Strangely, Echoes of Silence is a little bit of both: admirable for its structural integrity and far less musically interesting than its predecessors. None of the nine tracks here match the head-turning, Siouxsie-sampling hook of “House of Balloons”/”Glass Table Girls” and none have the raw, paranoid force of “Life of the Party.” Instead, the songs on the end of the trilogy of releases are largely downbeat, swathed in synthesizers and Tesfaye’s ethereal, multi-tracked voice. This is not to say that they’re poorly written or produced; in fact, from a songwriting perspective, this might be some of the Weeknd’s finest work, relying far more on melody and Tesfaye’s lyrics than samples or shock value. In particular, the sheer number of self-references throughout Echoes of Silence feel more like the build up of a kind of debauched mythology, with callbacks to “Thursday” cropping up as a probably false apology in “The Fall” followed by a reference to “Lonely Star” in “Montreal.”
But here’s the thing: while the comparatively restrained tone of the songs feels like a kind of exhaustion that I choose to believe is an artistic choice rather than a dearth of creative energy, it also makes them far more dull. By stripping away the tricks and frills of its predecessors, Echoes of Silence completes the journey of a protagonist reaching the end of his rope, unable to get the same thrills from the same voices. And while that’s an admirable choice to culminate the theme of these linked released, not having those tricks and frills is equally less interesting to a listener. The only really novel element is the opening track, a cover of Michael Jackson’s “Dirty Diana” (re-titled “D.D.”) so faithful that it could almost qualify as a karaoke song, albeit one by a singer almost supernaturally able to imitate MJ’s vocals. But many of the songs simply offer retreads of the same material, like the singer emphasizing drug use and his general world weariness: “Don’t make me pop your cheap ass pills/ I used to do this for the thrill” or the deeply creepy sexual scenario of “Initiation.”

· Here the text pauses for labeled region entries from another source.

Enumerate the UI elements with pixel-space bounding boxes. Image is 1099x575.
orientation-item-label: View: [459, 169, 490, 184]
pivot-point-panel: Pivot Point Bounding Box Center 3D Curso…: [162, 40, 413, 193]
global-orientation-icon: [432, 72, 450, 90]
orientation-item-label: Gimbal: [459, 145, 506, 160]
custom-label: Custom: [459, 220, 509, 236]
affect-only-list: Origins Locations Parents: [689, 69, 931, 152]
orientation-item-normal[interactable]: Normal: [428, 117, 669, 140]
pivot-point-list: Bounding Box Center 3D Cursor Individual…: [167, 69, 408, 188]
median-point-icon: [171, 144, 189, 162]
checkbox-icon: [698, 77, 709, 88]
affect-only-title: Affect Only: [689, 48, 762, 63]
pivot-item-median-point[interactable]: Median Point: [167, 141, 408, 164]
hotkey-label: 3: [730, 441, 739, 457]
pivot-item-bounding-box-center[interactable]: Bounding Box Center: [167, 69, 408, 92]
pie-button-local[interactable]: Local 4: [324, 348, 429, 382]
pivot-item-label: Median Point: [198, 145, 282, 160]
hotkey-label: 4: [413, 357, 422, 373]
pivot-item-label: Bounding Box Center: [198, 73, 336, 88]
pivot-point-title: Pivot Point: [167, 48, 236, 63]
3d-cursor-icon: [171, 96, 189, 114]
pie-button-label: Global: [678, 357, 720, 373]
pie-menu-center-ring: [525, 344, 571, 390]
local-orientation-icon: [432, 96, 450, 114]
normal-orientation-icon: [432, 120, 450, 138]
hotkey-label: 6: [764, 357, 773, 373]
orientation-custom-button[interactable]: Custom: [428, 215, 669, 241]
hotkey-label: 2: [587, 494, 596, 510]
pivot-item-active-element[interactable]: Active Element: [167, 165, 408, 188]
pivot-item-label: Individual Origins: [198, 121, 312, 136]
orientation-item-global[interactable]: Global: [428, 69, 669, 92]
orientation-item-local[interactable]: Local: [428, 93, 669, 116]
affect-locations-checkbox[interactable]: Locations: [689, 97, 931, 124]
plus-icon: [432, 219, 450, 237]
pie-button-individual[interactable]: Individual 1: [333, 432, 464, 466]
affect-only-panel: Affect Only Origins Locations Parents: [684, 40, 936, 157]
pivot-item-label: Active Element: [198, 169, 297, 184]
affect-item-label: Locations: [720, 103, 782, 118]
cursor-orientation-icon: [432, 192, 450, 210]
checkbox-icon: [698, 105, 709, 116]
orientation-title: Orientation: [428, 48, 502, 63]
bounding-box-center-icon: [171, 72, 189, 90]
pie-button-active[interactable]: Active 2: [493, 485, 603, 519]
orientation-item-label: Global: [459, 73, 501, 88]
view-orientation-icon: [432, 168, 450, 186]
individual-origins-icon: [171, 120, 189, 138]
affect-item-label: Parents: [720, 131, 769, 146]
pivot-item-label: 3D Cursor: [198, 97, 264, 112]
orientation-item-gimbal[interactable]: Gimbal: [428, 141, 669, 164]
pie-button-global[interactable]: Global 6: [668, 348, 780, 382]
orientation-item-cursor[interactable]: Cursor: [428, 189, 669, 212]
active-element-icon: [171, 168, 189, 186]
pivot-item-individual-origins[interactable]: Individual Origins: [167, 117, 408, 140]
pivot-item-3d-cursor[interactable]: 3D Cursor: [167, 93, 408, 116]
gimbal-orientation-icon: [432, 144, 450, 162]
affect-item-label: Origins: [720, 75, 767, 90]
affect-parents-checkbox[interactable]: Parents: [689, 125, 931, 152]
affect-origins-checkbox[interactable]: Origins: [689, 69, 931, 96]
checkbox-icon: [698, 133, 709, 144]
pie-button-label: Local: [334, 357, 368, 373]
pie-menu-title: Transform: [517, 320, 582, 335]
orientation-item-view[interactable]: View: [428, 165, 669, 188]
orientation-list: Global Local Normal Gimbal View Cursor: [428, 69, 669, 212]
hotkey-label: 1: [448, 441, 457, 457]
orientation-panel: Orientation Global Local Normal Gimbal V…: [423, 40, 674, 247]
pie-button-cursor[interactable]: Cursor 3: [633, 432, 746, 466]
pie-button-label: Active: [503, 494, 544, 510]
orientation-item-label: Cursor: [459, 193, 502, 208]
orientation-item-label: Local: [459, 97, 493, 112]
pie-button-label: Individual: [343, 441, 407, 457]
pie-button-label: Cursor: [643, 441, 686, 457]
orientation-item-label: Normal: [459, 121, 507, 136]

Fittingly, the most haunting moment of three ghostly, decadent and sinister albums comes from the final title track “Echoes of Silence.” After all the misogyny, sexuality, club talk, lines, pills, puff, the album closes in a vast empty place, occupied only by Tesfaye’s voice and a quiet, spare piano. After it all, it simply ends with a lover being left behind, pleading, “I like the thrill/ Nothing’s gonna make me feel this real/ So baby don’t go home/ I don’t wanna spend tonight alone.” It’s a stark, lonely moment after all the bombast and sleaze. Echoes of Silence is a complicated album, if not quite the equal of its predecessors. Where they were dynamic and fascinating, it’s tragic, exhausted and sometimes even beautiful.